Unverwechselbare Zacke

Ein Blick in die Supermarktregale zeigt: Viele Beutelverpackungen besitzen einen gezackten Rand, der keineswegs immer gleich aussieht. Denn gerade Kunden im Foodbereich kommt es auf die Optik des Schnittes an. Die individuelle Form der Zacken ist für viele Hersteller zu einem Teil der Markenidentität geworden.

„Customizing ist unsere tägliche Anforderung. Denn jeder Kunde hat andere Anforderungen an den Schnitt, das zu schneidende Material, die Maschine, die Inline-Verarbeitung in der Fertigungsstraße und vieles mehr. Daher ist kein Messer wie das andere“, erläutert Ralf Hüttebräucker, Geschäftsführer von Winterhoff Picard.

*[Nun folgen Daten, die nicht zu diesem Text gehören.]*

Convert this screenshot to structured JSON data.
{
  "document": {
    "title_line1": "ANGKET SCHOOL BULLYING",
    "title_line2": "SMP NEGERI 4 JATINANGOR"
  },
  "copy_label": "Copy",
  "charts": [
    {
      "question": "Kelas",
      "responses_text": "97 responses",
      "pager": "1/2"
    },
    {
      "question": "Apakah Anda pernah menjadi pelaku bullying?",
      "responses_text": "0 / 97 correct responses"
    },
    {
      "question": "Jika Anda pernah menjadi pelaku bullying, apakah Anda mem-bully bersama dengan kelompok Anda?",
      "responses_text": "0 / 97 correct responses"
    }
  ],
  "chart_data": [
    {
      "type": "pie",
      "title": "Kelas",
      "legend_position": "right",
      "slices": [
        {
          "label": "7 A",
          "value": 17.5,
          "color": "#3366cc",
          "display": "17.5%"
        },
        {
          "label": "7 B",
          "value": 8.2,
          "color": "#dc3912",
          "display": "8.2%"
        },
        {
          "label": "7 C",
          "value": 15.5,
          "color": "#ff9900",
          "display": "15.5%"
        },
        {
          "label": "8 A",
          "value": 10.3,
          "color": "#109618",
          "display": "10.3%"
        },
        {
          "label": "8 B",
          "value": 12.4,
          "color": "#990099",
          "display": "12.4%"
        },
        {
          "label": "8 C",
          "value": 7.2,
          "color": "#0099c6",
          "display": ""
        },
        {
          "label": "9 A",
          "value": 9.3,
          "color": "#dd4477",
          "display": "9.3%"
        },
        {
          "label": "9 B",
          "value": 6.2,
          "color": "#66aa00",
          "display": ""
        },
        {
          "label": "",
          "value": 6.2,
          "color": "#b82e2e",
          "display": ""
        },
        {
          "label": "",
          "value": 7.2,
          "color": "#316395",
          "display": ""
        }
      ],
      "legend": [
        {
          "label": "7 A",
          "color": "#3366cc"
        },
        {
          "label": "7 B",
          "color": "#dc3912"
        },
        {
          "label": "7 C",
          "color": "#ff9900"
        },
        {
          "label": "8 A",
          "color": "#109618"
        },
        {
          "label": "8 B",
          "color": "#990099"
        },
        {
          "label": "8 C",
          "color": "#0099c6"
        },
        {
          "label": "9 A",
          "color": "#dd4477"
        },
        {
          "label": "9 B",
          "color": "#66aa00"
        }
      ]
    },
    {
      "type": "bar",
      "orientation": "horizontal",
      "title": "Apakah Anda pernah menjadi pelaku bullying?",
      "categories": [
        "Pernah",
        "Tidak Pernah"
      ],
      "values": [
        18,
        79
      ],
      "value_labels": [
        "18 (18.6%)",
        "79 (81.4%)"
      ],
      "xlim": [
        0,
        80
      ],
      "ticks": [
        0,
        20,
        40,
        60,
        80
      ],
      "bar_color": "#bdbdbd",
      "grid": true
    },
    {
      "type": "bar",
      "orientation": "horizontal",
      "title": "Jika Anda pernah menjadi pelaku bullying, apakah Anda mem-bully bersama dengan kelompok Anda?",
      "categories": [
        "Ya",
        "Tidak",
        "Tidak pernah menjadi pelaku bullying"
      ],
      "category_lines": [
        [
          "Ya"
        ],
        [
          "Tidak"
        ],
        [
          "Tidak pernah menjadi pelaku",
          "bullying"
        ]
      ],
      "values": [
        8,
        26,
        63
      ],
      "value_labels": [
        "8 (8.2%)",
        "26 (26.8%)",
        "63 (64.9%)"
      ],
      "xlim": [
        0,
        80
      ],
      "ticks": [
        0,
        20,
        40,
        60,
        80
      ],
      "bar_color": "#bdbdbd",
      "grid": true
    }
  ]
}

Nach Kundenwunsch werden bei Winterhoff Picard daher spezielle Härteverfahren eingesetzt, Geometrien optimiert oder besondere Schneidwinkelspezifikationen umgesetzt. Wenn der Beutel beispielsweise eine Aufreißhilfe erhalten soll, bekommt das Messer einen zusätzlichen Zahn.

Die charakteristischen Zacken werden durch Schlauchbeuteltrennmesser erzielt, während Verbundstoffmesser für dauerhaft glatte Schnitte sorgen. (Bild: Winterhoff Picard)

Roboter bestücken Maschinen

Winterhoff Picard hat in den letzten Jahren in verschiedene Bearbeitungsmaschinen und ein Robotikzentrum investiert. So sei man noch schneller und flexibler in der Lage, Messer mit unterschiedlichen Geometrien und Ausführungen herzustellen, z. B. besondere Materialien, Beschichtungen, Härteverfahren und Oberflächenbehandlungen. Dank der modernen Anlagen kann das Unternehmen schnell auf neue Anforderungen reagieren, wenn beispielsweise neue Verpackungsmaterialien verarbeitet werden sollen. Man sei damit auch für Zukunftsanforderungen gut aufgestellt, etwa wenn es um Recycling und Nachhaltigkeit geht.

„Biofolien sind ein Zukunftsthema. Aber die Folien aus nachwachsenden Rohstoffen oder kompostierbarem Material haben spezifische Materialeigenschaften. Sie können andere Eigenschaften als herkömmliche Kunststofffolien haben oder in der Beschaffenheit papierähnlicher sein. Darauf müssen Messer individuell abgestimmt werden, um Schnitte, Zackenschnitte, Laschen und Aufreißhilfen perfekt zu schneiden. Wenn ein Kunde Biofolien einsetzen möchte, haben wir auf jeden Fall die Lösungen“, sagt Marc Ohnhäuser.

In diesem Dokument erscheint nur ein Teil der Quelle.